The fund acquired Council approvals to rezone the property. The fund was unable to raise sufficient funds to complete the intended project. The project was no longer financially viable, and the trustees applied for the site to be rezoned back to residential zoning.

The fund contemplated selling the block to a property developer, but the return to the fund was deemed far below reasonable levels. A decision was made to engage a project manager to undertake a development on the site. The land will be subdivided into X residential lots to be sold.

Based on the information provided;

    · there has been a change of purpose for which the land is held (that is, there is no longer an intention to use the land for the original project).

    · the subdivision is being developed in a businesslike manner as;

    o the land has been rezoned

    o you have engaged a project manager to manage the development

    o you will compensate the project manager for the services they provide in relation to the development

    o contractors will be engaged to undertake the activities necessary to develop the site

On balance, it would appear that the subdivision project the fund has undertaken has the characteristics of a commercial transaction. This is because the steps undertaken in the general development process are consistent with what would be expected from a person involved in a commercial enterprise of subdivision and property development. This indicates that the project is in the form of an adventure or concert in the nature of trade and not the mere realisation of a capital asset.

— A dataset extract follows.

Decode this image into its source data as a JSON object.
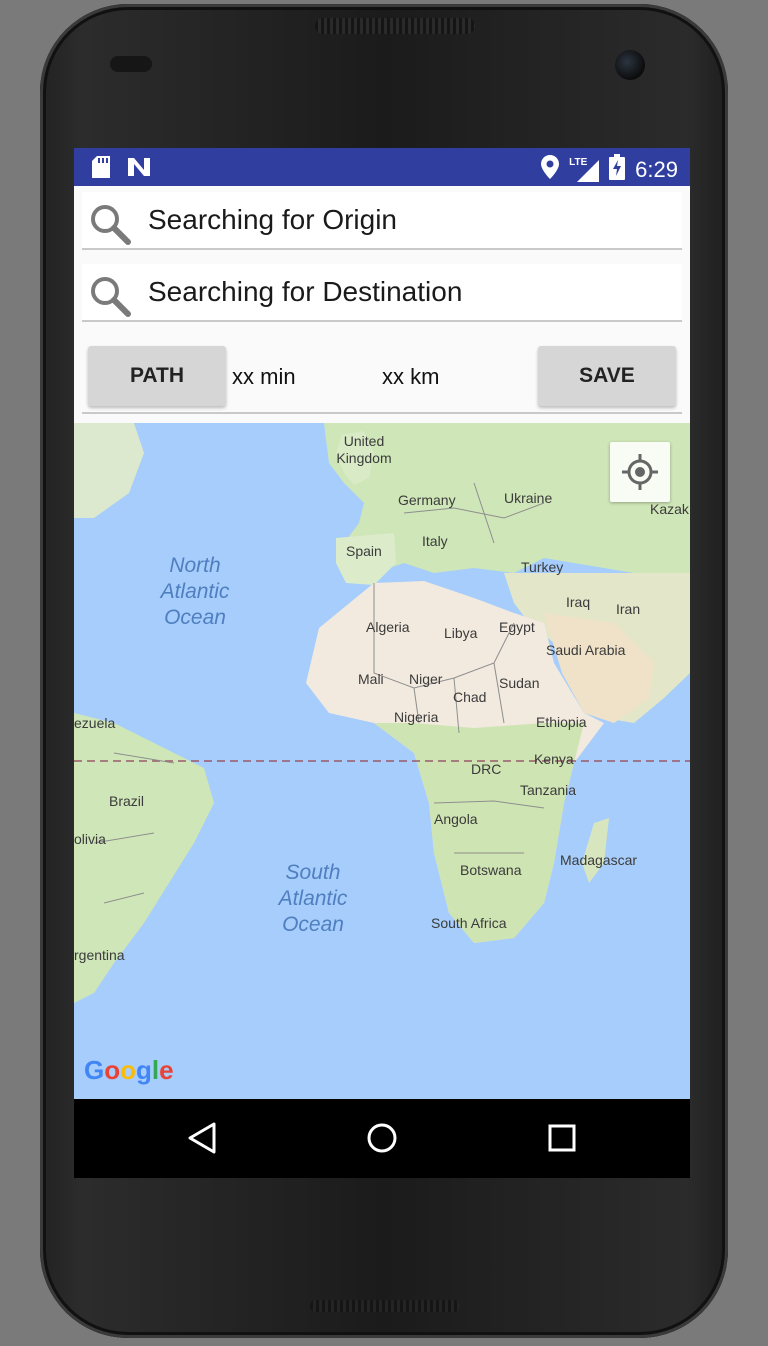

Therefore, as the activity was entered into, and any profits made, in the course of carrying out an isolated commercial transaction with a view to a profit, the proceeds will be considered ordinary assessable income under section 6-5 of the ITAA 1997.

Assessable under the capital gains tax provisions

Section 118-20 of the ITAA 1997 primarily exists to ensure that amounts which are assessable income outside of the CGT provisions are not also taxed as capital gains. In the absence of such a provision, it is conceivable that a receipt properly characterised as ordinary income and which has also been derived as a result of a CGT event could result in the receipt being taxed twice. Therefore, whilst CGT event A1 will happen when the fund sell the blocks of land, any capital gain will be disregarded to the extent of any amount already included as ordinary assessable income under section 6-5 of the ITAA 1997.